In the minutiae-based approach, a template is created consisting of all minutiae points.  Different types of minutiae’s that are stored into the template are coordinates, angles and qualities of the points. This technique, however, may in some cases give difficulties extracting the minutia’s if the fingerprint image is of a very low quality. Figure 4 summarizes the pre-processing of how to extract the minutia’s from a fingerprint image:

Figure 4: Image preprocessing of the minutiae-based technique.

  • Fingerprint Input: The Authentication Fingerprint is captured. The user will be advised to accurately position his finger on the device. The quality is measured and only good images will be accepted. Once an image is accepted, its relevant information will be extracted and stored into a database.
  • Color Reduction: The extraction of information starts with the color reduction to black and white. Several filters reduce the noise in the relevant image areas without destroying required information.
  • Mask filter: A mask is computed to be able to exclude noisy, un-sharp or blank areas from the recognition process. This mask is also used to determine the overall image quality.
  • Thinning: Ridge width is reduced to one pixel based on the image from step “Color Reduction”.
  • Feature Extraction: Minutiae locations are extracted. False minutiae are rejected by the quality mask.  Various features are extracted from each minutia. A template is now ready to be created.
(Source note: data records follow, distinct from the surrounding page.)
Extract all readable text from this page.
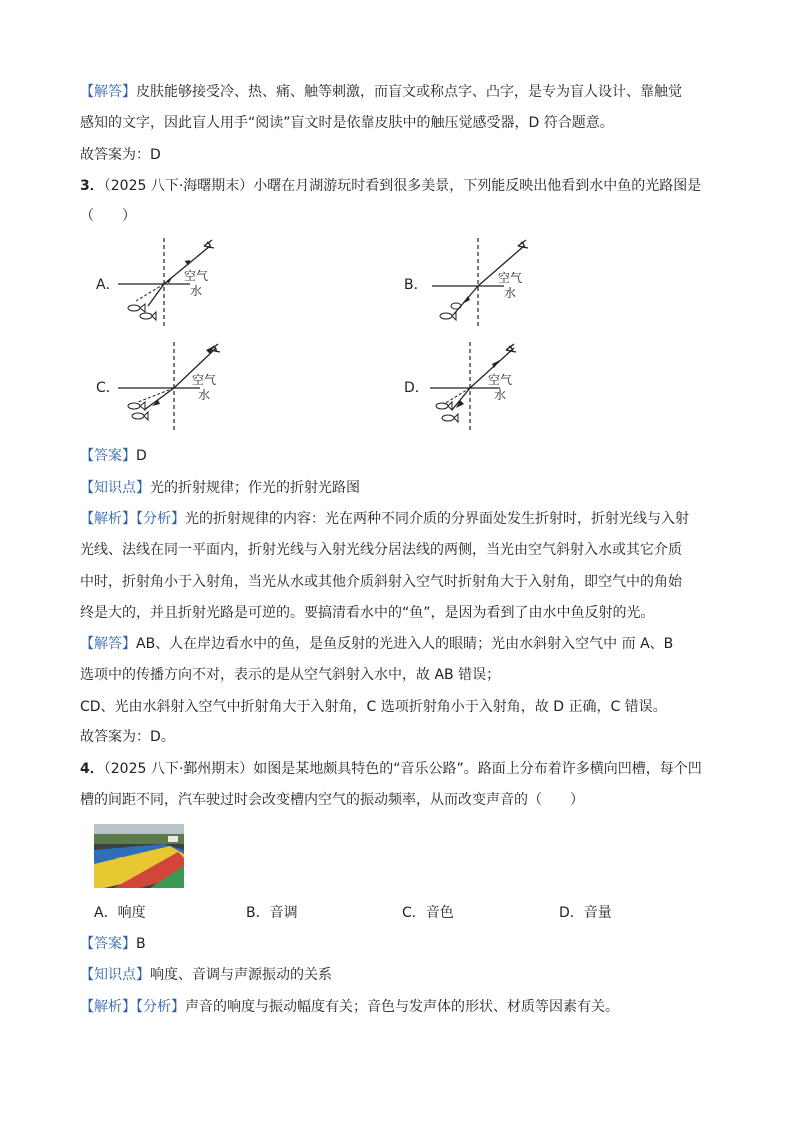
【解答】皮肤能够接受冷、热、痛、触等刺激，而盲文或称点字、凸字，是专为盲人设计、靠触觉
感知的文字，因此盲人用手“阅读”盲文时是依靠皮肤中的触压觉感受器，D 符合题意。
故答案为：D
3．（2025 八下·海曙期末）小曙在月湖游玩时看到很多美景，下列能反映出他看到水中鱼的光路图是
（　　）
A．
空气
水	B．	空气
水
C．	空气
水	D．	空气
水
【答案】D
【知识点】光的折射规律；作光的折射光路图
【解析】【分析】光的折射规律的内容：光在两种不同介质的分界面处发生折射时，折射光线与入射
光线、法线在同一平面内，折射光线与入射光线分居法线的两侧，当光由空气斜射入水或其它介质
中时，折射角小于入射角，当光从水或其他介质斜射入空气时折射角大于入射角，即空气中的角始
终是大的，并且折射光路是可逆的。要搞清看水中的“鱼”，是因为看到了由水中鱼反射的光。
【解答】AB、人在岸边看水中的鱼，是鱼反射的光进入人的眼睛；光由水斜射入空气中 而 A、B
选项中的传播方向不对，表示的是从空气斜射入水中，故 AB 错误；
CD、光由水斜射入空气中折射角大于入射角，C 选项折射角小于入射角，故 D 正确，C 错误。
故答案为：D。
4．（2025 八下·鄞州期末）如图是某地颇具特色的“音乐公路”。路面上分布着许多横向凹槽，每个凹
槽的间距不同，汽车驶过时会改变槽内空气的振动频率，从而改变声音的（　　）
A．响度	B．音调	C．音色	D．音量
【答案】B
【知识点】响度、音调与声源振动的关系
【解析】【分析】声音的响度与振动幅度有关；音色与发声体的形状、材质等因素有关。
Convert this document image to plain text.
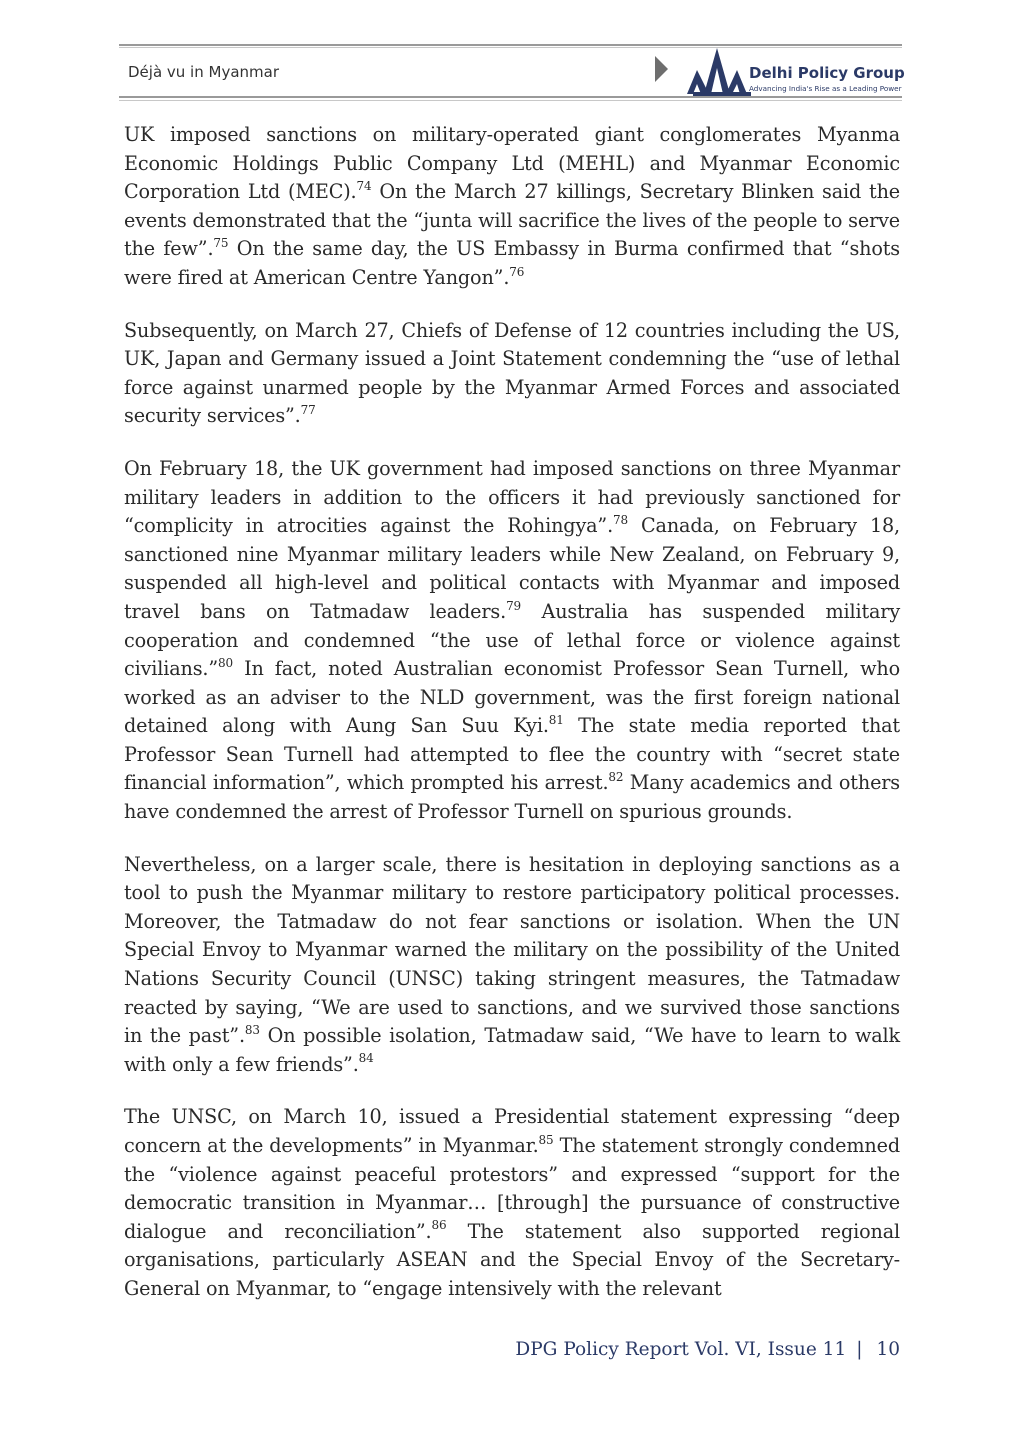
Déjà vu in Myanmar	Delhi Policy Group
Advancing India's Rise as a Leading Power

UK imposed sanctions on military-operated giant conglomerates Myanma Economic Holdings Public Company Ltd (MEHL) and Myanmar Economic Corporation Ltd (MEC).$^{74}$ On the March 27 killings, Secretary Blinken said the events demonstrated that the “junta will sacrifice the lives of the people to serve the few”.$^{75}$ On the same day, the US Embassy in Burma confirmed that “shots were fired at American Centre Yangon”.$^{76}$

Subsequently, on March 27, Chiefs of Defense of 12 countries including the US, UK, Japan and Germany issued a Joint Statement condemning the “use of lethal force against unarmed people by the Myanmar Armed Forces and associated security services”.$^{77}$

On February 18, the UK government had imposed sanctions on three Myanmar military leaders in addition to the officers it had previously sanctioned for “complicity in atrocities against the Rohingya”.$^{78}$ Canada, on February 18, sanctioned nine Myanmar military leaders while New Zealand, on February 9, suspended all high-level and political contacts with Myanmar and imposed travel bans on Tatmadaw leaders.$^{79}$ Australia has suspended military cooperation and condemned “the use of lethal force or violence against civilians.”$^{80}$ In fact, noted Australian economist Professor Sean Turnell, who worked as an adviser to the NLD government, was the first foreign national detained along with Aung San Suu Kyi.$^{81}$ The state media reported that Professor Sean Turnell had attempted to flee the country with “secret state financial information”, which prompted his arrest.$^{82}$ Many academics and others have condemned the arrest of Professor Turnell on spurious grounds.

Nevertheless, on a larger scale, there is hesitation in deploying sanctions as a tool to push the Myanmar military to restore participatory political processes. Moreover, the Tatmadaw do not fear sanctions or isolation. When the UN Special Envoy to Myanmar warned the military on the possibility of the United Nations Security Council (UNSC) taking stringent measures, the Tatmadaw reacted by saying, “We are used to sanctions, and we survived those sanctions in the past”.$^{83}$ On possible isolation, Tatmadaw said, “We have to learn to walk with only a few friends”.$^{84}$

The UNSC, on March 10, issued a Presidential statement expressing “deep concern at the developments” in Myanmar.$^{85}$ The statement strongly condemned the “violence against peaceful protestors” and expressed “support for the democratic transition in Myanmar… [through] the pursuance of constructive dialogue and reconciliation”.$^{86}$ The statement also supported regional organisations, particularly ASEAN and the Special Envoy of the Secretary-General on Myanmar, to “engage intensively with the relevant

DPG Policy Report Vol. VI, Issue 11 | 10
The correlation-based approach is a measurement of image similarity and compensates variations of brightness, contrast, ridge thickness, etc. The method is able to overcome some of the difficulties of the minutiae-based technique.  However, it has some of its own shortcomings. For recognition it requires good image quality because the recognition is performed directly with gray-level fingerprint images. Figure 5 summarizes the pre-processing, which is based in \cite{art22}. The main steps are: normalization, low frequency noise filtering, and orientation field estimation and frequency estimation with their respective coherences, Gabor filtering and finally equalization.

Figure 5: Image preprocessing of the correlation-based technique.